Manila's troubled peace
THIS week's tragic shooting and public disturbance in the Philippines must not be allowed to undercut President Corazon Aquino's bid for national reconciliation. Not surprisingly, some critics of the government are eager to exploit the incident for political gain. Mrs. Aquino correctly expressed her deep regret for the disturbance and called for a full investigation. At least a dozen demonstrators demanding land reform were reported killed by government forces, and scores were injured, as protesters sought to break through security cordons near the presidential palace.

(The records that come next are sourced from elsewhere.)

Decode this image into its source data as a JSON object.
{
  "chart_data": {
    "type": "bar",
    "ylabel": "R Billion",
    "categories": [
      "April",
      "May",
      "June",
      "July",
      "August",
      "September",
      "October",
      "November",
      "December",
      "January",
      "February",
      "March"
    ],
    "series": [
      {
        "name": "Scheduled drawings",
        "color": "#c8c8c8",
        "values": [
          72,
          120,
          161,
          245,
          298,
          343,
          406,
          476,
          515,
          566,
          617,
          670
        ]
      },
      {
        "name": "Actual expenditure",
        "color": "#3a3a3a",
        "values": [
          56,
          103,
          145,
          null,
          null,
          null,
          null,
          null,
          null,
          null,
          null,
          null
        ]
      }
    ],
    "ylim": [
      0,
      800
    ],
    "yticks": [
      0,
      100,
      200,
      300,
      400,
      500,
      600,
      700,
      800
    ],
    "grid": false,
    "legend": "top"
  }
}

For Aquino, the shooting incident marks the first time that government forces have fired on protesters since her taking control of the government early last year. It comes at a particularly difficult moment. Government representatives have been meeting with officials of the communist insurgent movement in a cease-fire that is supposed to expire Feb. 6. The cease-fire has been a continuing objective of Aquino, despite her coming under intense criticism from many military officers for going ahead with the peace talks. Moreover, a number of leftists have also sought to scuttle the talks - contending that the government must show positive movement on such issues as land reform, elimination of US military bases, and inclusion of dissidents in the Cabinet before actual talks are possible. As of this writing, the two sides have suspended talks indefinitely, following the shooting, although the rebels say they will continue to observe the cease-fire.
Unfortunate as it may be, this week's disturbance need not be an insurmountable setback. Aquino has repeatedly shown her ability to turn a difficult situation into a plus. To her credit, she is still taking the political offensive. On Feb. 2 voters will be asked to approve a new constitution. Moreover, she is seeking to attract more foreign capital to the Philippines.
The economic challenge is her toughest test. The Philippines, which was the second most prosperous nation in East Asia only two decades ago (behind Japan), before the Marcos regime drained the national Treasury, is now one of the poorest. There was a slight upward turn last year - with the economy growing a minuscule 0.13 percent, compared with declines of close to 10 percent over the two previous years. The flight of capital out of the country has stopped. Inflation has also been checked.
Still, unemployment remains high. Servicing the nation's $27 billion foreign debt eats up assets needed for internal reform. Many foreign companies remain skeptical about investing in the Philippines.
The Reagan administration should step up its support for Aquino and the Philippines - in terms of economic assistance, as well as verbal support for Manila. Washington could also help persuade foreign bankers to adjust debt schedules.
Aquino's threefold reconciliation program - the cease-fire, seeking a new constitution, and rebuilding the economy - is on target. Washington must do all that it can to ensure that the Philippines remains on this road of progress.